12. A driving method for driving the display panel according to claim 1, wherein the display panel comprises an external compensation circuit for compensating the pixel driving circuit according to claim 7, a scanning signal line, a light emission control signal line, and a detection signal line, the external compensation circuit comprising a power supply unit, a sampling unit, a data signal generating unit; the pixel driving circuit comprises a data writing unit, a threshold compensation unit, a light emitting control unit, a driving transistor and an organic light emitting diode, and the method comprises the following steps:

in a threshold detection stage, the power supply unit supplies current signals to the driving transistor and the organic light emitting diode in a time-sharing manner, the sampling unit respectively collects the threshold voltage of the driving transistor and the voltages at two ends of the organic light emitting diode and respectively determines the threshold voltage, the mobility of the driving transistor and the voltage of the organic light emitting diode based on the current transmitted by the power supply unit, and the data signal generation unit determines a compensated data signal based on the threshold voltage, the mobility and the voltage of the organic light emitting diode determined by the sampling unit;

in a data writing stage, the data signal generating unit transmits the compensated data signal to the data signal line, the data writing unit transmits the compensated data signal to the gate of the driving transistor based on a signal transmitted by the scanning signal line, and the pixel driving circuit completes data writing;

in a light emitting stage, the data writing unit is turned off based on a signal transmitted by the scanning signal line, the light emitting control unit is turned on based on a signal transmitted by the light emitting control signal line, the driving transistor supplies a light emitting current to the organic light emitting diode, and the organic light emitting diode emits light.

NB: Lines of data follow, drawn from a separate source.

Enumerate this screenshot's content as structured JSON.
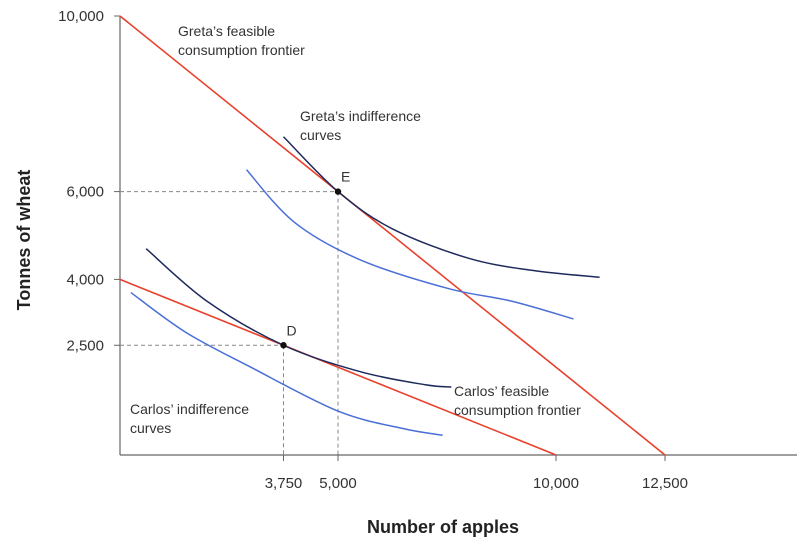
{
  "chart_data": {
    "type": "line",
    "title": "",
    "xlabel": "Number of apples",
    "ylabel": "Tonnes of wheat",
    "xlim": [
      0,
      15500
    ],
    "ylim": [
      0,
      10000
    ],
    "grid": false,
    "x_ticks": [
      {
        "value": 3750,
        "label": "3,750"
      },
      {
        "value": 5000,
        "label": "5,000"
      },
      {
        "value": 10000,
        "label": "10,000"
      },
      {
        "value": 12500,
        "label": "12,500"
      }
    ],
    "y_ticks": [
      {
        "value": 10000,
        "label": "10,000"
      },
      {
        "value": 6000,
        "label": "6,000"
      },
      {
        "value": 4000,
        "label": "4,000"
      },
      {
        "value": 2500,
        "label": "2,500"
      }
    ],
    "frontiers": [
      {
        "id": "greta",
        "label_lines": [
          "Greta’s feasible",
          "consumption frontier"
        ],
        "color": "#e8412c",
        "points": [
          [
            0,
            10000
          ],
          [
            12500,
            0
          ]
        ]
      },
      {
        "id": "carlos",
        "label_lines": [
          "Carlos’ feasible",
          "consumption frontier"
        ],
        "color": "#e8412c",
        "points": [
          [
            0,
            4000
          ],
          [
            10000,
            0
          ]
        ]
      }
    ],
    "indifference_curves": [
      {
        "group": "greta",
        "color": "#1f2a5c",
        "points": [
          [
            3750,
            7250
          ],
          [
            5000,
            6000
          ],
          [
            6250,
            5150
          ],
          [
            8000,
            4480
          ],
          [
            9500,
            4200
          ],
          [
            11000,
            4050
          ]
        ]
      },
      {
        "group": "greta",
        "color": "#4a6fd6",
        "points": [
          [
            2900,
            6500
          ],
          [
            4000,
            5300
          ],
          [
            5500,
            4450
          ],
          [
            7500,
            3800
          ],
          [
            9000,
            3500
          ],
          [
            10400,
            3100
          ]
        ]
      },
      {
        "group": "carlos",
        "color": "#1f2a5c",
        "points": [
          [
            600,
            4700
          ],
          [
            2000,
            3500
          ],
          [
            3750,
            2500
          ],
          [
            5500,
            1900
          ],
          [
            7000,
            1600
          ],
          [
            7600,
            1550
          ]
        ]
      },
      {
        "group": "carlos",
        "color": "#4a6fd6",
        "points": [
          [
            250,
            3700
          ],
          [
            1500,
            2800
          ],
          [
            3000,
            2000
          ],
          [
            5000,
            1000
          ],
          [
            6500,
            600
          ],
          [
            7400,
            450
          ]
        ]
      }
    ],
    "indifference_labels": {
      "greta": [
        "Greta’s indifference",
        "curves"
      ],
      "carlos": [
        "Carlos’ indifference",
        "curves"
      ]
    },
    "points": [
      {
        "label": "E",
        "x": 5000,
        "y": 6000
      },
      {
        "label": "D",
        "x": 3750,
        "y": 2500
      }
    ],
    "guide_color": "#888888",
    "axis_color": "#666666"
  }
}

13. The method of claim 12, wherein the threshold detection phase further comprises a first detection phase, the first detection phase further comprises a first current transmission sub-phase and a threshold voltage detection sub-phase, and the method further comprises:

in the first current transmission sub-phase, the power supply unit transmits a first current signal to the data signal transmission line, the data writing unit is turned on under the control of a signal transmitted by the scanning signal line to transmit a signal on the data signal line to the gate of the driving transistor, and the threshold compensation unit is turned on under the control of a signal on the detection signal line to transmit a signal on the data signal line to the second pole of the driving transistor.

In the threshold voltage detection sub-stage, the data writing unit and the threshold compensation unit are respectively cut off based on the signal of the scanning signal line and the signal of the detection signal line, and the sampling unit collects the voltage signal on the data signal line.

14. The method according to claim 12, wherein the threshold detection phase further comprises a second detection phase, the second detection phase further comprises a second current transmission sub-phase and a voltage detection sub-phase, and the method comprises:

in the second current transmission sub-phase, the power supply unit transmits a second current signal to the data signal line, the data writing unit is turned off under the control of a signal transmitted by the scanning signal line, the threshold compensation unit is turned on under the control of a signal transmitted by the detection signal line, the light emission control unit is turned on under the control of a signal transmitted by the light emission control signal line, and a signal on the data signal line is transmitted to the anode of the organic light emitting diode.

In the voltage detection sub-stage, the sampling unit collects voltage signals on the data signal line, that is, voltage signals at two ends of the organic light emitting diode.

15. A display device characterized in that it comprises a display panel as claimed in claims 1-11.